Eye of The Argus

Several companies are suspected to be forced by Choi Soon-sil and her people to unfairly provide work to some companies in which they are involved. When some companies are involved in unfair trade, the Fair Trade Commission (FTC) accuses them of the unfair action. This past September, the FTC levied a large fine of 7.17 billion won on CJ CGV, CJ Group’s multiplex theater chain, for unfair transactions with an advertising agency which is a hundred percent owned by the younger brother of the head of CJ, Lee Jay-hyun.

Likewise, the FTC has been accusing companies which are suspected of unfair trading with their subsidiary companies over the amount regulations allow. The regulations were introduced in 2013 to combat unfair trade and transactions within large companies.
However, large companies have been evading the rules by lowering down the monetary amount of transactions within the companies to the amount that the regulations allow. The amount of taxes large companies paid because of insider transactions has been getting smaller since 2014 with taxes amounting to 80.1 billion won paid in 2013, 102.5 billion won in 2014, 50.1 billion won in 2015 and 49.9 billion won in 2016, respectively.

Plus, the total amount of insider trade by individual subsidary company of large companies in 2016 which the taxes are incurred increased by 22 percent from 2015, totaling 49.7 million won in 2015 and 60.5 million won in 2016.

Incidentally, although the unfair trade inside large companies is a serious problem, some say that this issue within mid-sized companies is also serious.
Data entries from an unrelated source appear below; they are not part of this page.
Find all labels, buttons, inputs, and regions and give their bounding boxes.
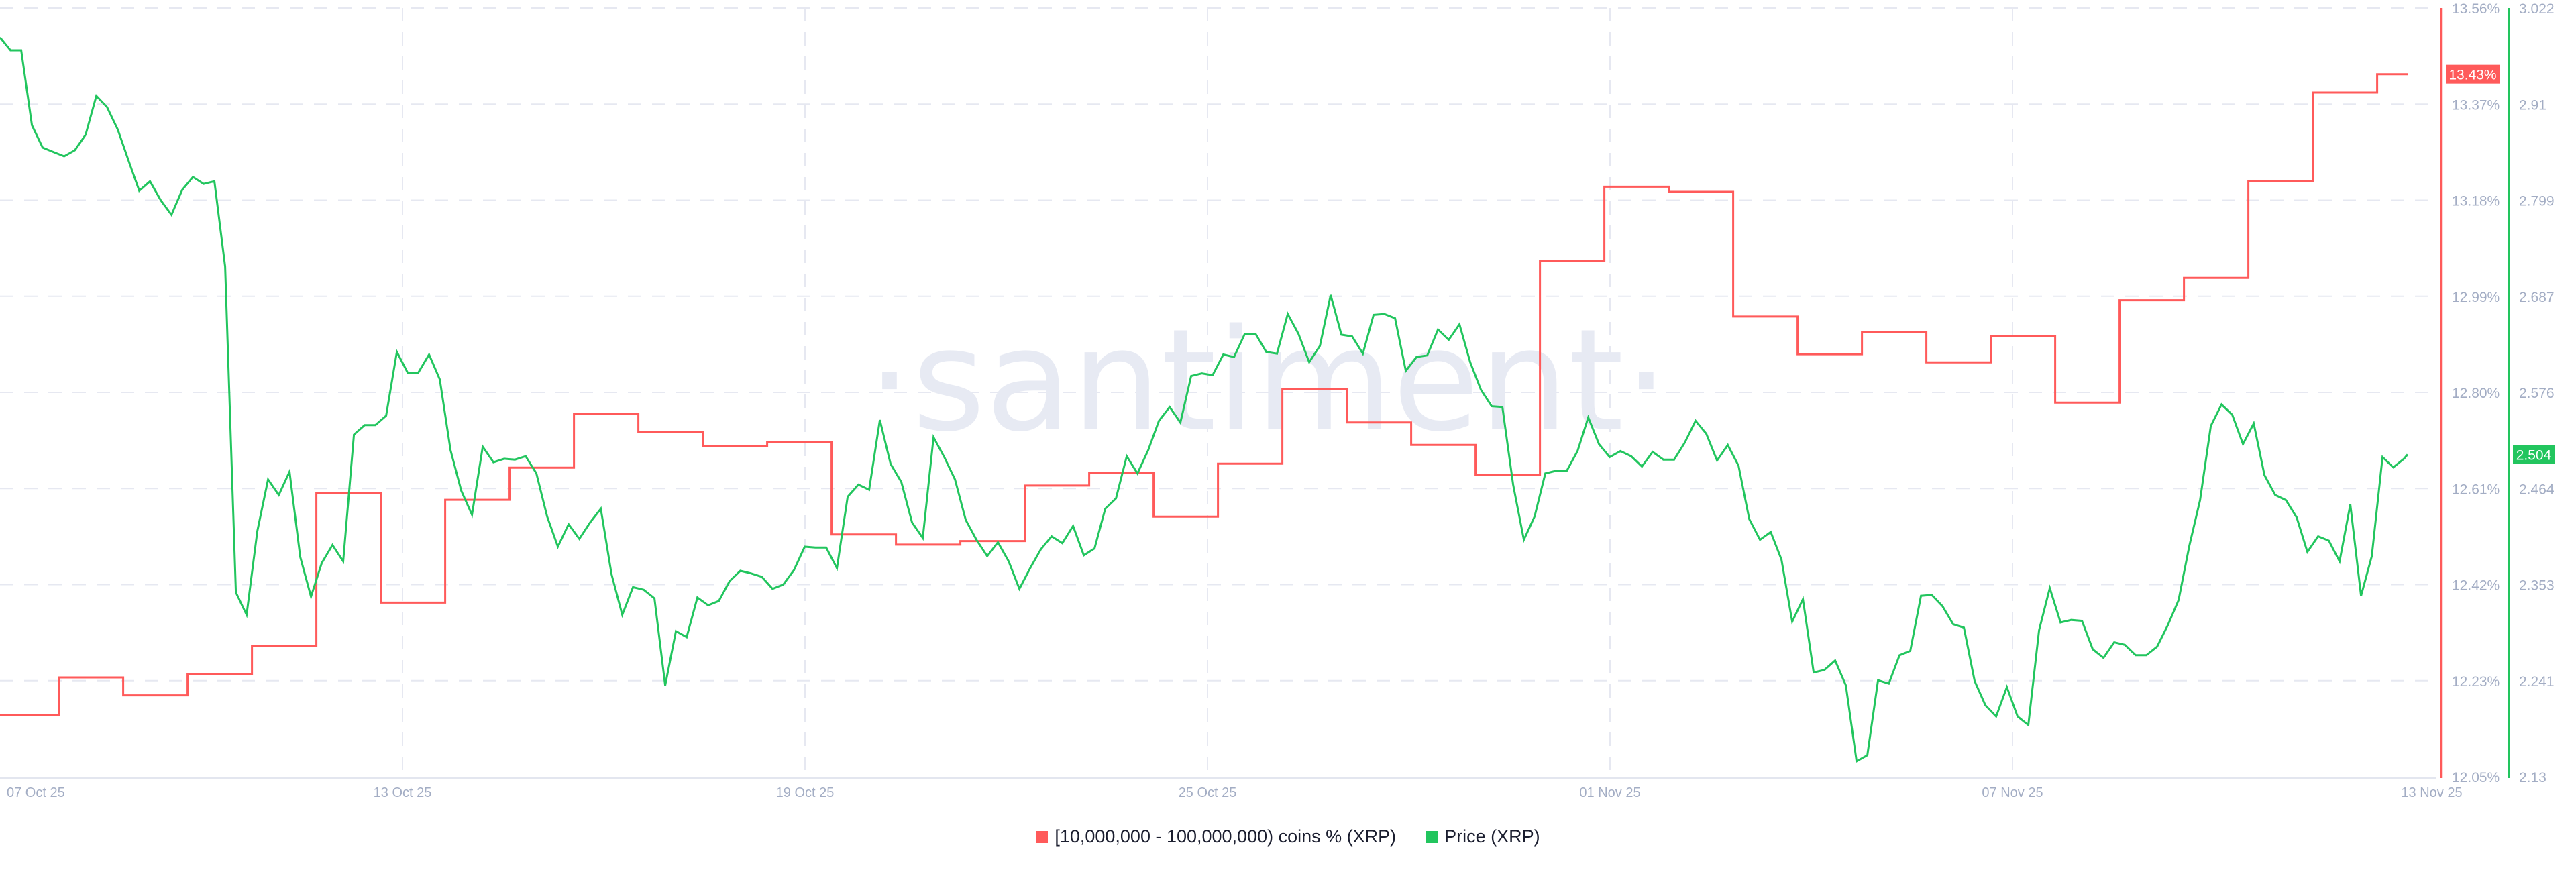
price-tick-label: 2.353 [2519, 578, 2555, 594]
legend-label: [10,000,000 - 100,000,000) coins % (XRP) [1055, 826, 1397, 847]
price-tick-label: 2.13 [2519, 770, 2546, 785]
price-tick-label: 2.464 [2519, 482, 2555, 497]
price-tick-label: 2.799 [2519, 194, 2555, 209]
x-tick-label: 25 Oct 25 [1179, 785, 1237, 800]
price-axis-ticks: 3.022 2.91 2.799 2.687 2.576 2.464 2.353 2.241 2… [2519, 1, 2555, 785]
percent-tick-label: 13.18% [2452, 194, 2500, 209]
legend-swatch-green [1426, 830, 1438, 843]
legend-item-price[interactable]: Price (XRP) [1426, 826, 1540, 847]
price-tick-label: 2.91 [2519, 97, 2546, 113]
x-tick-label: 19 Oct 25 [776, 785, 835, 800]
legend-swatch-red [1036, 830, 1049, 843]
percent-tick-label: 12.42% [2452, 578, 2500, 594]
percent-axis-ticks: 13.56% 13.37% 13.18% 12.99% 12.80% 12.61% 12.4… [2452, 1, 2500, 785]
percent-tick-label: 12.05% [2452, 770, 2500, 785]
percent-tick-label: 12.99% [2452, 290, 2500, 305]
x-tick-label: 07 Oct 25 [7, 785, 65, 800]
grid [0, 7, 2436, 777]
percent-tick-label: 12.23% [2452, 674, 2500, 690]
series-line-coins-percent [0, 73, 2408, 716]
percent-tick-label: 13.37% [2452, 97, 2500, 113]
price-tick-label: 2.576 [2519, 386, 2555, 401]
percent-tick-label: 12.61% [2452, 482, 2500, 497]
x-tick-label: 07 Nov 25 [1982, 785, 2043, 800]
x-tick-label: 13 Nov 25 [2401, 785, 2462, 800]
legend-label: Price (XRP) [1444, 826, 1540, 847]
last-value-price: 2.504 [2516, 448, 2552, 464]
x-axis-ticks: 07 Oct 25 13 Oct 25 19 Oct 25 25 Oct 25 01 N… [7, 785, 2463, 800]
price-tick-label: 2.241 [2519, 674, 2555, 690]
series-line-price [0, 36, 2409, 763]
x-tick-label: 13 Oct 25 [374, 785, 432, 800]
legend: [10,000,000 - 100,000,000) coins % (XRP)… [0, 826, 2576, 847]
price-tick-label: 3.022 [2519, 1, 2555, 17]
price-tick-label: 2.687 [2519, 290, 2555, 305]
last-value-percent: 13.43% [2449, 68, 2496, 83]
percent-tick-label: 12.80% [2452, 386, 2500, 401]
last-value-badge-percent: 13.43% [2446, 64, 2500, 84]
watermark: ·santiment· [867, 298, 1669, 463]
x-tick-label: 01 Nov 25 [1579, 785, 1640, 800]
percent-tick-label: 13.56% [2452, 1, 2500, 17]
last-value-badge-price: 2.504 [2513, 445, 2555, 464]
legend-item-coins-percent[interactable]: [10,000,000 - 100,000,000) coins % (XRP) [1036, 826, 1396, 847]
Last year, CEO Score looked into the stock trades of the top 100 companies in South Korea, and it turned out that the ratio of illegal insider trading of 51 mid-size companies was 14.8 percent, which is higher than that of large companies by 1.4 percent point.

The reason why mid-sized companies do not receive punishment from the FTC is because, in the past, the regulation was needed to be eased for mid-sized and small sized businesses because the intent of the regulation was to prevent large companies from unfair trade inside a company and to keep the presidents’ families of large family firms from irregularly transferring their wealth.

As a result, the regulation was revised to ease some of the burden carried by midsized and small sized businesses, and their taxes were reduced as well.

There are so many companies with various size that are giving property to the president’s family in irregular ways. One of the ways they do this is to found a subsidiary company and trade with it. To regulate this irregular way of increasing fortune and unfair trade, the FTC exists. However, present regulations only target large companies so such efforts are ineffective with regards to regulating midsize companies. To prevent all companies from evading these regulations, the range of the regulations needs to be expanded to include small and mid-sized companies.